Un dilemme cornélien (Edition 2010-21)

Dominique Sudan à propos des PME face à la succession

Le tissu économique du pays étant ce qu’il est, aucune entreprise n’y échappe: tôt ou tard, elle devra résoudre un important problème de succession. La branche n’y échappe pas.

Dans les deux dernières décennies, de nombreuses PME y ont déjà été confrontées. Selon l’option choisie, certaines ont été rayées de la carte des voyages (Danzas Voyages, Lavanchy) alors que d’autres ont eu la main plus heureuse en gardant un relative autonomie (Tourisme Pour Tous).
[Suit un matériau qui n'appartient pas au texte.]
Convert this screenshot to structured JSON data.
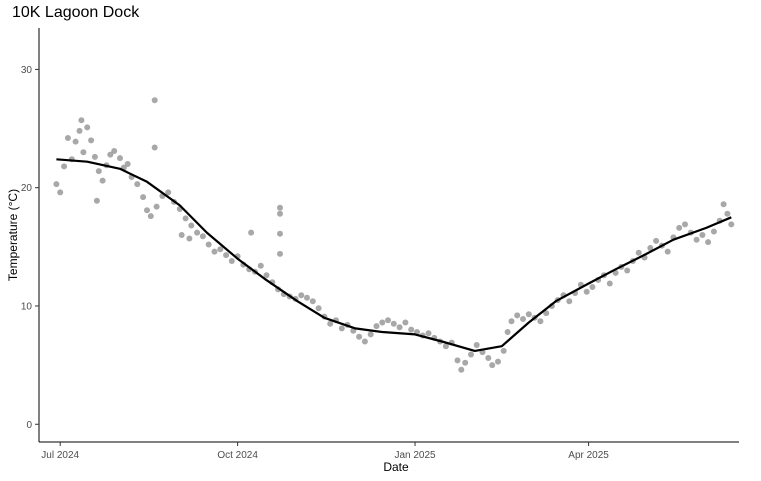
{
  "chart_data": {
    "type": "scatter",
    "title": "10K Lagoon Dock",
    "xlabel": "Date",
    "ylabel": "Temperature (°C)",
    "x_range": [
      "2024-06-20",
      "2025-06-18"
    ],
    "ylim": [
      -1.5,
      33.5
    ],
    "x_ticks": [
      {
        "date": "2024-07-01",
        "label": "Jul 2024"
      },
      {
        "date": "2024-10-01",
        "label": "Oct 2024"
      },
      {
        "date": "2025-01-01",
        "label": "Jan 2025"
      },
      {
        "date": "2025-04-01",
        "label": "Apr 2025"
      }
    ],
    "y_ticks": [
      0,
      10,
      20,
      30
    ],
    "grid": false,
    "legend": "none",
    "point_color": "#999999",
    "line_color": "#000000",
    "series": [
      {
        "kind": "observations",
        "points": [
          [
            "2024-06-29",
            20.3
          ],
          [
            "2024-07-01",
            19.6
          ],
          [
            "2024-07-03",
            21.8
          ],
          [
            "2024-07-05",
            24.2
          ],
          [
            "2024-07-07",
            22.4
          ],
          [
            "2024-07-09",
            23.9
          ],
          [
            "2024-07-11",
            24.8
          ],
          [
            "2024-07-13",
            23.0
          ],
          [
            "2024-07-15",
            25.1
          ],
          [
            "2024-07-17",
            24.0
          ],
          [
            "2024-07-19",
            22.6
          ],
          [
            "2024-07-21",
            21.4
          ],
          [
            "2024-07-23",
            20.6
          ],
          [
            "2024-07-25",
            21.9
          ],
          [
            "2024-07-27",
            22.8
          ],
          [
            "2024-07-29",
            23.1
          ],
          [
            "2024-08-01",
            22.5
          ],
          [
            "2024-08-03",
            21.7
          ],
          [
            "2024-08-05",
            22.0
          ],
          [
            "2024-08-07",
            20.9
          ],
          [
            "2024-08-10",
            20.3
          ],
          [
            "2024-08-13",
            19.2
          ],
          [
            "2024-08-15",
            18.1
          ],
          [
            "2024-08-17",
            17.6
          ],
          [
            "2024-08-20",
            18.4
          ],
          [
            "2024-08-23",
            19.3
          ],
          [
            "2024-08-26",
            19.6
          ],
          [
            "2024-08-29",
            18.8
          ],
          [
            "2024-09-01",
            18.2
          ],
          [
            "2024-09-04",
            17.4
          ],
          [
            "2024-09-07",
            16.8
          ],
          [
            "2024-09-10",
            16.2
          ],
          [
            "2024-09-13",
            15.9
          ],
          [
            "2024-09-16",
            15.2
          ],
          [
            "2024-09-19",
            14.6
          ],
          [
            "2024-09-22",
            14.8
          ],
          [
            "2024-09-25",
            14.3
          ],
          [
            "2024-09-28",
            13.8
          ],
          [
            "2024-10-01",
            14.2
          ],
          [
            "2024-10-04",
            13.5
          ],
          [
            "2024-10-07",
            13.1
          ],
          [
            "2024-10-10",
            12.9
          ],
          [
            "2024-10-13",
            13.4
          ],
          [
            "2024-10-16",
            12.6
          ],
          [
            "2024-10-19",
            12.0
          ],
          [
            "2024-10-22",
            11.4
          ],
          [
            "2024-10-25",
            11.0
          ],
          [
            "2024-10-28",
            10.8
          ],
          [
            "2024-10-31",
            10.6
          ],
          [
            "2024-11-03",
            10.9
          ],
          [
            "2024-11-06",
            10.7
          ],
          [
            "2024-11-09",
            10.4
          ],
          [
            "2024-11-12",
            9.8
          ],
          [
            "2024-11-15",
            9.1
          ],
          [
            "2024-11-18",
            8.5
          ],
          [
            "2024-11-21",
            8.8
          ],
          [
            "2024-11-24",
            8.1
          ],
          [
            "2024-11-27",
            8.4
          ],
          [
            "2024-11-30",
            7.9
          ],
          [
            "2024-12-03",
            7.4
          ],
          [
            "2024-12-06",
            7.0
          ],
          [
            "2024-12-09",
            7.6
          ],
          [
            "2024-12-12",
            8.3
          ],
          [
            "2024-12-15",
            8.6
          ],
          [
            "2024-12-18",
            8.8
          ],
          [
            "2024-12-21",
            8.5
          ],
          [
            "2024-12-24",
            8.2
          ],
          [
            "2024-12-27",
            8.6
          ],
          [
            "2024-12-30",
            8.0
          ],
          [
            "2025-01-02",
            7.8
          ],
          [
            "2025-01-05",
            7.5
          ],
          [
            "2025-01-08",
            7.7
          ],
          [
            "2025-01-11",
            7.3
          ],
          [
            "2025-01-14",
            7.0
          ],
          [
            "2025-01-17",
            6.6
          ],
          [
            "2025-01-20",
            6.9
          ],
          [
            "2025-01-23",
            5.4
          ],
          [
            "2025-01-25",
            4.6
          ],
          [
            "2025-01-27",
            5.2
          ],
          [
            "2025-01-30",
            5.9
          ],
          [
            "2025-02-02",
            6.7
          ],
          [
            "2025-02-05",
            6.1
          ],
          [
            "2025-02-08",
            5.6
          ],
          [
            "2025-02-10",
            5.0
          ],
          [
            "2025-02-13",
            5.3
          ],
          [
            "2025-02-16",
            6.2
          ],
          [
            "2025-02-18",
            7.8
          ],
          [
            "2025-02-20",
            8.7
          ],
          [
            "2025-02-23",
            9.2
          ],
          [
            "2025-02-26",
            8.9
          ],
          [
            "2025-03-01",
            9.3
          ],
          [
            "2025-03-04",
            9.0
          ],
          [
            "2025-03-07",
            8.7
          ],
          [
            "2025-03-10",
            9.4
          ],
          [
            "2025-03-13",
            10.0
          ],
          [
            "2025-03-16",
            10.5
          ],
          [
            "2025-03-19",
            10.9
          ],
          [
            "2025-03-22",
            10.4
          ],
          [
            "2025-03-25",
            11.1
          ],
          [
            "2025-03-28",
            11.8
          ],
          [
            "2025-03-31",
            11.2
          ],
          [
            "2025-04-03",
            11.6
          ],
          [
            "2025-04-06",
            12.2
          ],
          [
            "2025-04-09",
            12.6
          ],
          [
            "2025-04-12",
            11.9
          ],
          [
            "2025-04-15",
            12.8
          ],
          [
            "2025-04-18",
            13.3
          ],
          [
            "2025-04-21",
            13.0
          ],
          [
            "2025-04-24",
            13.8
          ],
          [
            "2025-04-27",
            14.5
          ],
          [
            "2025-04-30",
            14.1
          ],
          [
            "2025-05-03",
            14.9
          ],
          [
            "2025-05-06",
            15.5
          ],
          [
            "2025-05-09",
            15.1
          ],
          [
            "2025-05-12",
            14.6
          ],
          [
            "2025-05-15",
            15.8
          ],
          [
            "2025-05-18",
            16.6
          ],
          [
            "2025-05-21",
            16.9
          ],
          [
            "2025-05-24",
            16.2
          ],
          [
            "2025-05-27",
            15.6
          ],
          [
            "2025-05-30",
            16.0
          ],
          [
            "2025-06-02",
            15.4
          ],
          [
            "2025-06-05",
            16.3
          ],
          [
            "2025-06-08",
            17.2
          ],
          [
            "2025-06-10",
            18.6
          ],
          [
            "2025-06-12",
            17.8
          ],
          [
            "2025-06-14",
            16.9
          ],
          [
            "2024-07-12",
            25.7
          ],
          [
            "2024-07-20",
            18.9
          ],
          [
            "2024-08-19",
            27.4
          ],
          [
            "2024-08-19",
            23.4
          ],
          [
            "2024-09-02",
            16.0
          ],
          [
            "2024-09-06",
            15.7
          ],
          [
            "2024-10-08",
            16.2
          ],
          [
            "2024-10-23",
            18.3
          ],
          [
            "2024-10-23",
            17.8
          ],
          [
            "2024-10-23",
            16.1
          ],
          [
            "2024-10-23",
            14.4
          ]
        ]
      },
      {
        "kind": "smooth",
        "points": [
          [
            "2024-06-29",
            22.4
          ],
          [
            "2024-07-15",
            22.2
          ],
          [
            "2024-08-01",
            21.6
          ],
          [
            "2024-08-15",
            20.5
          ],
          [
            "2024-09-01",
            18.5
          ],
          [
            "2024-09-15",
            16.2
          ],
          [
            "2024-10-01",
            14.0
          ],
          [
            "2024-10-15",
            12.3
          ],
          [
            "2024-11-01",
            10.4
          ],
          [
            "2024-11-15",
            9.0
          ],
          [
            "2024-12-01",
            8.1
          ],
          [
            "2024-12-15",
            7.8
          ],
          [
            "2025-01-01",
            7.6
          ],
          [
            "2025-01-15",
            7.0
          ],
          [
            "2025-02-01",
            6.2
          ],
          [
            "2025-02-15",
            6.6
          ],
          [
            "2025-03-01",
            8.6
          ],
          [
            "2025-03-15",
            10.4
          ],
          [
            "2025-04-01",
            11.9
          ],
          [
            "2025-04-15",
            13.1
          ],
          [
            "2025-05-01",
            14.4
          ],
          [
            "2025-05-15",
            15.6
          ],
          [
            "2025-06-01",
            16.6
          ],
          [
            "2025-06-14",
            17.5
          ]
        ]
      }
    ]
  }
}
Deux cas récents ont marqué la Suisse romande: ceux de Départ Voyages et Vos Voyages.

Dans le premier cas, le relationnel pur a parfaitement fonctionné entre Jacquy Boinnard et Patrick Bourdain, qui souhaitait se retirer. Départ Voyages et ses deux marques trouvaient exactement ce qu’elles recherchaient: la pérennité d’une entreprise florissante, sous le toit d’Albertsen. Dans le second, un heureux concours de circonstances permit à Willy Mattmann de céder son réseau à un indépendant, CAT Travel. Mais aucune recette miracle n’existe puisque chaque PME constitue un cas particulier. 

De toute manière, les pistes ne sont guère nombreuses pour une PME se retrouvant dans cette situation. Céder son entreprise à un grand, c’est encourir le risque de la voir démantelée très rapidement, les grands ne s’intéressant qu’à une marque forte et renonçant aux autres segments d’activités. De plus, leur calcul est rapidement fait: sur la base du chiffre d’affaires, les grands et leurs intermédiaires ne s’intéresseront à l’affaire que si le rendement se situe aux alentours de dix pour-cent. 

La branche demeure formée de jeunes parfaitement formés et compétents mais, là aussi, la succession se corse: dans le climat actuel, on hésite très souvent à se mouiller et à prendre un risque financier. Or, cette approche était différente il y a une trentaine d’années où les fondateurs de l’époque étaient peut-être plus utopistes. Mais la plupart des pionniers de l’époque sont encore là, ce qui prouve qu’ils ne rêvaient pas. 

Il serait bon pour tout le secteur des voyages qu’un maximum d’entreprises indépendantes survivent au départ à la retraite des éminences grises qui leur ont donné naissance. Ne serait-ce que pour préserver un certain équilibre dans la branche. Mais pour ce faire, il conviendra aussi de ne pas être trop gourmand en articulant au final le prix de vente.

Le fait est que les grands, aujourd’hui, tiennent le couteau par la manche car de vraies solutions de reprise à l’interne sont rares. Et elles n’existent presque pas à l’externe. Savoir s’ils souhaitent conserver à la fois des TOs et des détaillants indépendants, telle est la question cardinale. Il sera d’autant plus intéressant d’assister au prochain symposium qui sera mis sur pied en novembre à Montreux lors du TTW. Car nombre d’entreprises suisses se trouvent dans la même situation.